In January, Health & Human Services (HHS) Secretary, Sylvia M. Burwell announced ambitious goals to transition Medicare hospital and physician payments from the fee-for-service structure towards value-based payments. The first goal was to achieve 30% of payments through alternate payment models like ACOs and bundled payments by 2016. Among many programs, one strategy to achieve this target was the Comprehensive Care for Joint Replacement (CJR) Model announced in July.
What was somewhat surprising was the mandatory nature of the CCJR program. Historically, Medicare has announced models that start as pilots, move to demonstrations and then, once validated, became permanent voluntary programs. The bundled payment program evolved from the Acute Care Episode (ACE) demonstration to the Bundled Payment for Care Improvement (BPCI) Initiative followed by the mandatory CJR Model. Medicare proposed to test the mandatory CJR Model in 75 Metropolitan Statistical Areas (MSA) beginning January 1, 2016, for a period of 5 years.
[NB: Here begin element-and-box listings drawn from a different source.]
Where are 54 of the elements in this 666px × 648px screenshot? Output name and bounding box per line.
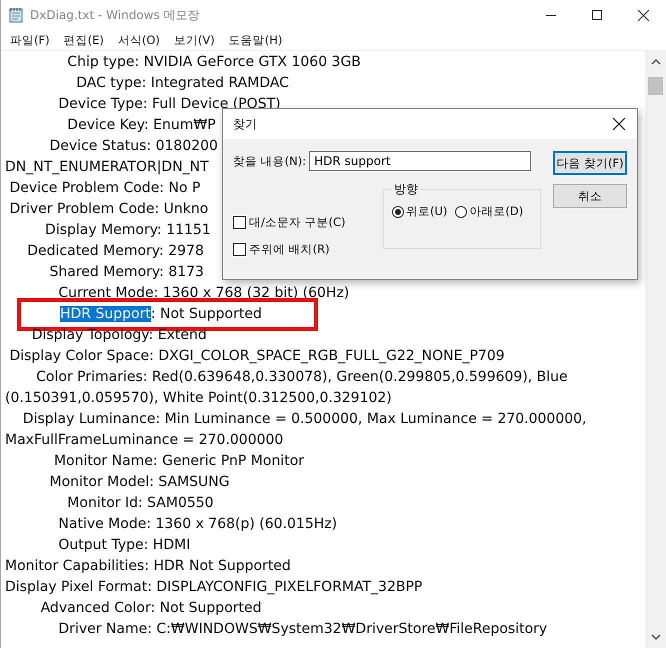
radio-button[interactable] xyxy=(392,206,404,218)
text-line: Chip type: NVIDIA GeForce GTX 1060 3GB xyxy=(66,54,361,70)
window-title: DxDiag.txt - Windows 메모장 xyxy=(30,6,201,24)
text-line: Driver Problem Code: Unkno xyxy=(8,201,208,217)
dialog-button[interactable]: 취소 xyxy=(553,184,627,208)
scrollbar[interactable] xyxy=(645,51,666,648)
scroll-up-icon[interactable] xyxy=(650,57,660,67)
text-line: Device Status: 0180200 xyxy=(48,138,218,154)
close-icon[interactable] xyxy=(638,10,648,20)
text-line: Shared Memory: 8173 xyxy=(48,264,204,280)
text-line: Device Problem Code: No P xyxy=(8,180,200,196)
text-line: (0.150391,0.059570), White Point(0.312500,0.329102) xyxy=(5,390,392,406)
find-label: 찾을 내용(N): xyxy=(233,154,306,168)
dialog-title: 찾기 xyxy=(233,116,258,132)
menu-item[interactable]: 편집(E) xyxy=(56,32,111,48)
text-line: Advanced Color: Not Supported xyxy=(40,600,262,616)
text-line: Display Pixel Format: DISPLAYCONFIG_PIXELFORMAT_32BPP xyxy=(5,579,422,595)
text-line: Dedicated Memory: 2978 xyxy=(26,243,204,259)
text-line: Display Topology: Extend xyxy=(30,327,207,343)
text-line: Display Memory: 11151 xyxy=(44,222,211,238)
maximize-icon[interactable] xyxy=(592,10,602,20)
text-line: DN_NT_ENUMERATOR|DN_NT xyxy=(5,159,209,175)
text-line: Display Luminance: Min Luminance = 0.500000, Max Luminance = 270.000000, xyxy=(22,411,587,427)
menu-item[interactable]: 도움말(H) xyxy=(222,32,290,48)
checkbox[interactable]: 대/소문자 구분(C) xyxy=(233,215,383,230)
text-line: HDR Support: Not Supported xyxy=(59,306,262,322)
text-line: Monitor Model: SAMSUNG xyxy=(48,474,230,490)
radio-label[interactable]: 위로(U) xyxy=(406,204,448,219)
scroll-down-icon[interactable] xyxy=(650,632,660,642)
text-line: MaxFullFrameLuminance = 270.000000 xyxy=(5,432,284,448)
text-line: Monitor Id: SAM0550 xyxy=(66,495,214,511)
dialog-button[interactable]: 다음 찾기(F) xyxy=(553,151,627,175)
close-icon[interactable] xyxy=(611,116,627,132)
text-line: Current Mode: 1360 x 768 (32 bit) (60Hz) xyxy=(57,285,350,301)
text-line: Device Type: Full Device (POST) xyxy=(57,96,281,112)
text-line: Driver Name: C:₩WINDOWS₩System32₩DriverStore₩FileRepository xyxy=(57,621,548,637)
text-line: DAC type: Integrated RAMDAC xyxy=(75,75,289,91)
text-line: Monitor Name: Generic PnP Monitor xyxy=(52,453,304,469)
text-line: Device Key: Enum₩P xyxy=(66,117,216,133)
text-line: Color Primaries: Red(0.639648,0.330078), Green(0.299805,0.599609), Blue xyxy=(35,369,568,385)
text-line: Monitor Capabilities: HDR Not Supported xyxy=(5,558,291,574)
scroll-thumb[interactable] xyxy=(648,77,663,95)
radio-button[interactable] xyxy=(455,206,468,218)
text-line: Native Mode: 1360 x 768(p) (60.015Hz) xyxy=(57,516,338,532)
group-label: 방향 xyxy=(393,181,419,198)
menu-item[interactable]: 서식(O) xyxy=(110,32,167,48)
find-input-field[interactable]: HDR support xyxy=(309,151,532,171)
radio-label[interactable]: 아래로(D) xyxy=(469,204,524,219)
notepad-icon xyxy=(8,7,24,23)
menu-item[interactable]: 보기(V) xyxy=(166,32,222,48)
text-line: Output Type: HDMI xyxy=(57,537,190,553)
checkbox[interactable]: 주위에 배치(R) xyxy=(233,242,383,257)
menu-item[interactable]: 파일(F) xyxy=(3,32,57,48)
text-line: Display Color Space: DXGI_COLOR_SPACE_RGB_FULL_G22_NONE_P709 xyxy=(8,348,505,364)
Medicare received over 300 letters from interested parties prior to the September 8th comment deadline. The overwhelming majority of comment letters submitted requested a delay in program implementation.
Even for those providers with sufficient resources and experience, many concurred with Trinity Health’s input, “Our experience suggests that it takes 6 to 12 months to prepare for BPCI. Given the mandatory nature of the CJR program, all hospitals in the selected geographic areas deserve sufficient time to prepare and assure success.”
CJR proposes that baseline data will not be available “sooner than 60 days after January 1, 2016, the effective date of the model.” The American Hospital Association is concerned, “that the proposed Jan. 1, 2016, start date does not provide adequate time for hospitals to put in place the care processes and procedures necessary to achieve success in the program.”
However, most comment letters expressed far greater concerns than the problematic implementation date. Issues surrounding target price methodology, severity adjustment, episode definition, episode initiator role, collaborator expansion, fraud and abuse waivers, reconciliation timing, availability of historical baseline data, et al. were outlined in detail by trade associations and individuals alike.
While confident HHS will attain their 30% quantity to quality target, one idea to consider in addressing the CJR implementation date concern would be to open a new 90-day BPCI enrollment period prior to year-end, while postponing the start date of the mandated CJR Model until October 1, 2016. This would afford those providers who are ready to move forward, allow CMS the opportunity to fine-tune the proposed rule and put the remaining providers on notice that the mandatory CJR Model program will begin October 1, 2016.